No. Deepfake technology can create convincing but entirely fictional photos from scratch. A non-existent Bloomberg journalist, “Maisy Kinsley”, who had a profile on LinkedIn and Twitter, was probably a deepfake. Another LinkedIn fake, “Katie Jones”, claimed to work at the Center for Strategic and International Studies, but is thought to be a deepfake created for a foreign spying operation.

Audio can be deepfaked too, to create “voice skins” or ”voice clones” of public figures. Last March, the chief of a UK subsidiary of a German energy firm paid nearly £200,000 into a Hungarian bank account after being phoned by a fraudster who mimicked the German CEO’s voice. The company’s insurers believe the voice was a deepfake, but the evidence is unclear. Similar scams have reportedly used recorded WhatsApp voice messages.

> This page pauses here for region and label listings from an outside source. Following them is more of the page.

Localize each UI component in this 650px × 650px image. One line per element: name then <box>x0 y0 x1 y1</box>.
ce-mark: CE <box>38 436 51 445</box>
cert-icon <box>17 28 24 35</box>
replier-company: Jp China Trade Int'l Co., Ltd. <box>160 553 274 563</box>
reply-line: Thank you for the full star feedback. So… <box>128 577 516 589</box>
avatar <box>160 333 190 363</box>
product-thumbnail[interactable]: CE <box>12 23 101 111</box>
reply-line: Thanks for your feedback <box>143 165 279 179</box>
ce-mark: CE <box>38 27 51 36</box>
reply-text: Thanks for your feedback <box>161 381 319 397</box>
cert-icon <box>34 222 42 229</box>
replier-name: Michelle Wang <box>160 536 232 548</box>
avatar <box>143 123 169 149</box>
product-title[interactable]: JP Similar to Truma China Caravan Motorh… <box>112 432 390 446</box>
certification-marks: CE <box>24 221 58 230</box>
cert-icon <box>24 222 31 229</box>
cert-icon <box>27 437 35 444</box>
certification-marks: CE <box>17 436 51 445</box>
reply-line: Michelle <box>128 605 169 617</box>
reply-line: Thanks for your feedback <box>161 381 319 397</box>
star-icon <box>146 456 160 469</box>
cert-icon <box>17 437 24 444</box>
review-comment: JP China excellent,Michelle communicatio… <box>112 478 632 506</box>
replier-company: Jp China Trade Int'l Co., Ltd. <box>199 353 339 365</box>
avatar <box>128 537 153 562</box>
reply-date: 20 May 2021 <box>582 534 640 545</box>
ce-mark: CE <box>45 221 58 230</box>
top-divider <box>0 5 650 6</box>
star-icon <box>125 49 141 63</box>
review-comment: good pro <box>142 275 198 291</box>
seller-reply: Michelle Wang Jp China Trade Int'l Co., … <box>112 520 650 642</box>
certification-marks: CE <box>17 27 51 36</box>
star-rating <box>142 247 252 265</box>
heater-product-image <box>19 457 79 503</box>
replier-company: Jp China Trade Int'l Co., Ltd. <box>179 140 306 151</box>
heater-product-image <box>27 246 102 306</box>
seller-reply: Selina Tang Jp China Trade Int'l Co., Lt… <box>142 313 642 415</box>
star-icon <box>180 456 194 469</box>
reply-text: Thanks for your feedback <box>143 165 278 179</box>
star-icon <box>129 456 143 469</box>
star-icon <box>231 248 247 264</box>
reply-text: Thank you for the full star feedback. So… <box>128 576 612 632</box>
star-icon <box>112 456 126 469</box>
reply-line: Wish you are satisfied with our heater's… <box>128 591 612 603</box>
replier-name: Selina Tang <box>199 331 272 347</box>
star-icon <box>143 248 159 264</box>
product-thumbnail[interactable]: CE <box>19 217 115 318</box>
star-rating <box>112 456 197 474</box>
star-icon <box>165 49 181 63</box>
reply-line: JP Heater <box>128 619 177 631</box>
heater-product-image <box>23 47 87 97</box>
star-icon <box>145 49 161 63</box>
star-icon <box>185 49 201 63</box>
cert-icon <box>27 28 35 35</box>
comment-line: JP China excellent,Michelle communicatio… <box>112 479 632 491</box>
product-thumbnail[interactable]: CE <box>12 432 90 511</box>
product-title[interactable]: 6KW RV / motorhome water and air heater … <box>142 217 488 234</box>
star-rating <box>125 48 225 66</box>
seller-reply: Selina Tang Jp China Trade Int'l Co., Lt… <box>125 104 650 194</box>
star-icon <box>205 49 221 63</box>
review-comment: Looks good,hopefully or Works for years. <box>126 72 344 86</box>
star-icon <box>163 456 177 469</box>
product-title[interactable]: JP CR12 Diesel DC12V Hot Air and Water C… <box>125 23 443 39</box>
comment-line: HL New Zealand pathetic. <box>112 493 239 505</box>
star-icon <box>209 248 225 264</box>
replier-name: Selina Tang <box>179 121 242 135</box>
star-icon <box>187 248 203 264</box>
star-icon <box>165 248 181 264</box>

University researchers and special effects studios have long pushed the boundaries of what’s possible with video and image manipulation. But deepfakes themselves were born in 2017 when a Reddit user of the same name posted doctored porn clips on the site. The videos swapped the faces of celebrities – Gal Gadot, Taylor Swift, Scarlett Johansson and others – on to porn performers.

It takes a few steps to make a face-swap video. First, you run thousands of face shots of the two people through an AI algorithm called an encoder. The encoder finds and learns similarities between the two faces, and reduces them to their shared common features, compressing the images in the process. A second AI algorithm called a decoder is then taught to recover the faces from the compressed images. Because the faces are different, you train one decoder to recover the first person’s face, and another decoder to recover the second person’s face. To perform the face swap, you simply feed encoded images into the “wrong” decoder. For example, a compressed image of person A’s face is fed into the decoder trained on person B. The decoder then reconstructs the face of person B with the expressions and orientation of face A. For a convincing video, this has to be done on every frame.

Another way to make deepfakes uses what’s called a generative adversarial network, or Gan. A Gan pits two artificial intelligence algorithms against each other. The first algorithm, known as the generator, is fed random noise and turns it into an image. This synthetic image is then added to a stream of real images – of celebrities, say – that are fed into the second algorithm, known as the discriminator. At first, the synthetic images will look nothing like faces. But repeat the process countless times, with feedback on performance, and the discriminator and generator both improve. Given enough cycles and feedback, the generator will start producing utterly realistic faces of completely nonexistent celebrities.

It gets harder as the technology improves. In 2018, US researchers discovered that deepfake faces don’t blink normally. No surprise there: the majority of images show people with their eyes open, so the algorithms never really learn about blinking. At first, it seemed like a silver bullet for the detection problem. But no sooner had the research been published, than deepfakes appeared with blinking. Such is the nature of the game: as soon as a weakness is revealed, it is fixed.